As recent surveys have suggested, this surge in popularity can be at least partly attributed to changing attitudes towards socialism amongst young Americans. This can be seen as a consequence of the end of the Cold War in 1992 which ended the decade spanning institutional ideological conflict between Western capitalism and Eastern Communism. Unlike their parents, this generation has not grown up the same state sponsored anti-leftist rhetoric that framed any form of ‘socialism’ as inherently contradictory the values of Western culture.

It is important to note that the DSA forms only a small part of America’s growing ranks of activists. For example; The American Civil Liberties Union has attracted hundreds of thousands of new members after Trump’s victory and the fast-growing and liberal-centric “Indivisible” movement claims 4,500 associated groups compared with the 121 chapters of the Democratic Socialists of America.

Despite this, socialism been this prevalent in American politics in several decades, and many leftists say they feel rejuvenated. New members of the Democratic Socialists of America say they want to build a grassroots movement engaged at the local level — and either pull the Democratic Party leftward or alternatively do away with it altogether.

The main philosophy of the DSA is to focus where the Clinton campaign failed so drastically which was at a grass roots level. This is shown by their emphasis on the importance of its local chapters over its national leadership.

Among many on the left, the DSA is considered a “big-tent” organisation. Decisions are made by topic-specific committees rather than via adherence to rigid ideology, which allows for a relatively wider range of opinion than other groups. The group also takes a more incremental approach to reining in free-market capitalism.

“As we are unlikely to see an immediate end to capitalism tomorrow, DSA fights for reforms today that will weaken the power of corporations and increase the power of working people,” says the group’s website. “Our vision is of a society in which people have a real voice in the choices and relationships that affect the entirety of our lives.”

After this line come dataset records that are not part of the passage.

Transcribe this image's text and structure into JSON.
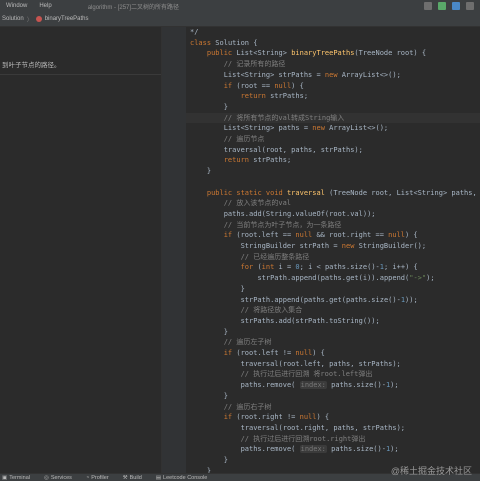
{
  "titlebar": {
    "menus": [
      "Window",
      "Help"
    ],
    "title": "algorithm - [257]二叉树的所有路径"
  },
  "navbar": {
    "crumb1": "Solution",
    "sep": "〉",
    "crumb2": "binaryTreePaths"
  },
  "left_panel": {
    "description": "到叶子节点的路径。"
  },
  "editor": {
    "lines": [
      {
        "n": "49",
        "t": "*/"
      },
      {
        "n": "50",
        "t": "class Solution {"
      },
      {
        "n": "51",
        "t": "    public List<String> binaryTreePaths(TreeNode root) {"
      },
      {
        "n": "52",
        "t": "        // 记录所有的路径"
      },
      {
        "n": "53",
        "t": "        List<String> strPaths = new ArrayList<>();"
      },
      {
        "n": "54",
        "t": "        if (root == null) {"
      },
      {
        "n": "55",
        "t": "            return strPaths;"
      },
      {
        "n": "56",
        "t": "        }"
      },
      {
        "n": "57",
        "t": "        // 将所有节点的val转成String输入"
      },
      {
        "n": "58",
        "t": "        List<String> paths = new ArrayList<>();"
      },
      {
        "n": "59",
        "t": "        // 遍历节点"
      },
      {
        "n": "60",
        "t": "        traversal(root, paths, strPaths);"
      },
      {
        "n": "61",
        "t": "        return strPaths;"
      },
      {
        "n": "62",
        "t": "    }"
      },
      {
        "n": "63",
        "t": ""
      },
      {
        "n": "64",
        "t": "    public static void traversal (TreeNode root, List<String> paths, List<Str"
      },
      {
        "n": "65",
        "t": "        // 放入该节点的val"
      },
      {
        "n": "66",
        "t": "        paths.add(String.valueOf(root.val));"
      },
      {
        "n": "67",
        "t": "        // 当前节点为叶子节点，为一条路径"
      },
      {
        "n": "68",
        "t": "        if (root.left == null && root.right == null) {"
      },
      {
        "n": "69",
        "t": "            StringBuilder strPath = new StringBuilder();"
      },
      {
        "n": "70",
        "t": "            // 已经遍历整条路径"
      },
      {
        "n": "71",
        "t": "            for (int i = 0; i < paths.size()-1; i++) {"
      },
      {
        "n": "72",
        "t": "                strPath.append(paths.get(i)).append(\"->\");"
      },
      {
        "n": "73",
        "t": "            }"
      },
      {
        "n": "74",
        "t": "            strPath.append(paths.get(paths.size()-1));"
      },
      {
        "n": "75",
        "t": "            // 将路径放入集合"
      },
      {
        "n": "76",
        "t": "            strPaths.add(strPath.toString());"
      },
      {
        "n": "77",
        "t": "        }"
      },
      {
        "n": "78",
        "t": "        // 遍历左子树"
      },
      {
        "n": "79",
        "t": "        if (root.left != null) {"
      },
      {
        "n": "80",
        "t": "            traversal(root.left, paths, strPaths);"
      },
      {
        "n": "81",
        "t": "            // 执行过后进行回溯 将root.left弹出"
      },
      {
        "n": "82",
        "t": "            paths.remove( index: paths.size()-1);"
      },
      {
        "n": "83",
        "t": "        }"
      },
      {
        "n": "84",
        "t": "        // 遍历右子树"
      },
      {
        "n": "85",
        "t": "        if (root.right != null) {"
      },
      {
        "n": "86",
        "t": "            traversal(root.right, paths, strPaths);"
      },
      {
        "n": "87",
        "t": "            // 执行过后进行回溯root.right弹出"
      },
      {
        "n": "88",
        "t": "            paths.remove( index: paths.size()-1);"
      },
      {
        "n": "89",
        "t": "        }"
      },
      {
        "n": "90",
        "t": "    }"
      },
      {
        "n": "91",
        "t": "}"
      }
    ]
  },
  "statusbar": {
    "items": [
      "Terminal",
      "Services",
      "Profiler",
      "Build",
      "Leetcode Console"
    ]
  },
  "watermark": "@稀土掘金技术社区",
  "colors": {
    "keyword": "#cc7832",
    "string": "#6a8759",
    "comment": "#808080",
    "method": "#ffc66d",
    "number": "#6897bb",
    "default": "#a9b7c6",
    "background": "#2b2b2b"
  }
}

It’s yet to be seen what kind of impact the group might have. Socialism has never been a dominant force in American electoral politics. Previously, its most successful American leader was Eugene V. Debs, who won 6% of the presidential vote in 1912 running on the Socialist Party of America ticket.

Although they may be dismissed as left-wing fanatics by many of the more delusional members of the American right, some of the harshest criticisms come from those who accuse the organisation of not being radical enough.

According to Marc Wells, a Trotskyist from the World Socialist Web Site, “The farthest they can go is supporting elements such as Bernie Sanders,”. The site is published by the International Committee of the Fourth International, which, like other Marxist groups such as the Revolutionary Communist Party, USA, advocate harder-line approaches than the DSA.

In Wells’ view, Sanders and “pseudo-left reformism” only perpetuates capitalism rather than leading to a necessary revolution, and the result is that “the working class is led back into the Democratic Party.” By contrast, Wells said, “We seek to prepare the working class to seize political power.”

This may be partly down to the fact that this new wave of socialism has developed almost independently from its more traditional predecessors. Many new members say they heard about the group via Twitter, where Democratic Socialists of America members and supporters often place red rose emojis next to their user handles as a digital badge. The group have received widespread publicity thanks to celebrity figures such as Rob Delaney, star of Catastrophe who regularly promotes the DSA to his 1.36 Million Twitter followers.

As Duhalde has stated, over half of these new members that have joined after the election are under 30, suggesting that it is likely we are only seeing the beginning of a movement that may come to shape the world as we know it in the not too distant future. Whilst Trump may have won the 2016 election, every action has a reaction and with his large baby boomer demographic slowly dwindling as well as his increasingly exposed incompetence, the future, for better or worse, may well be red.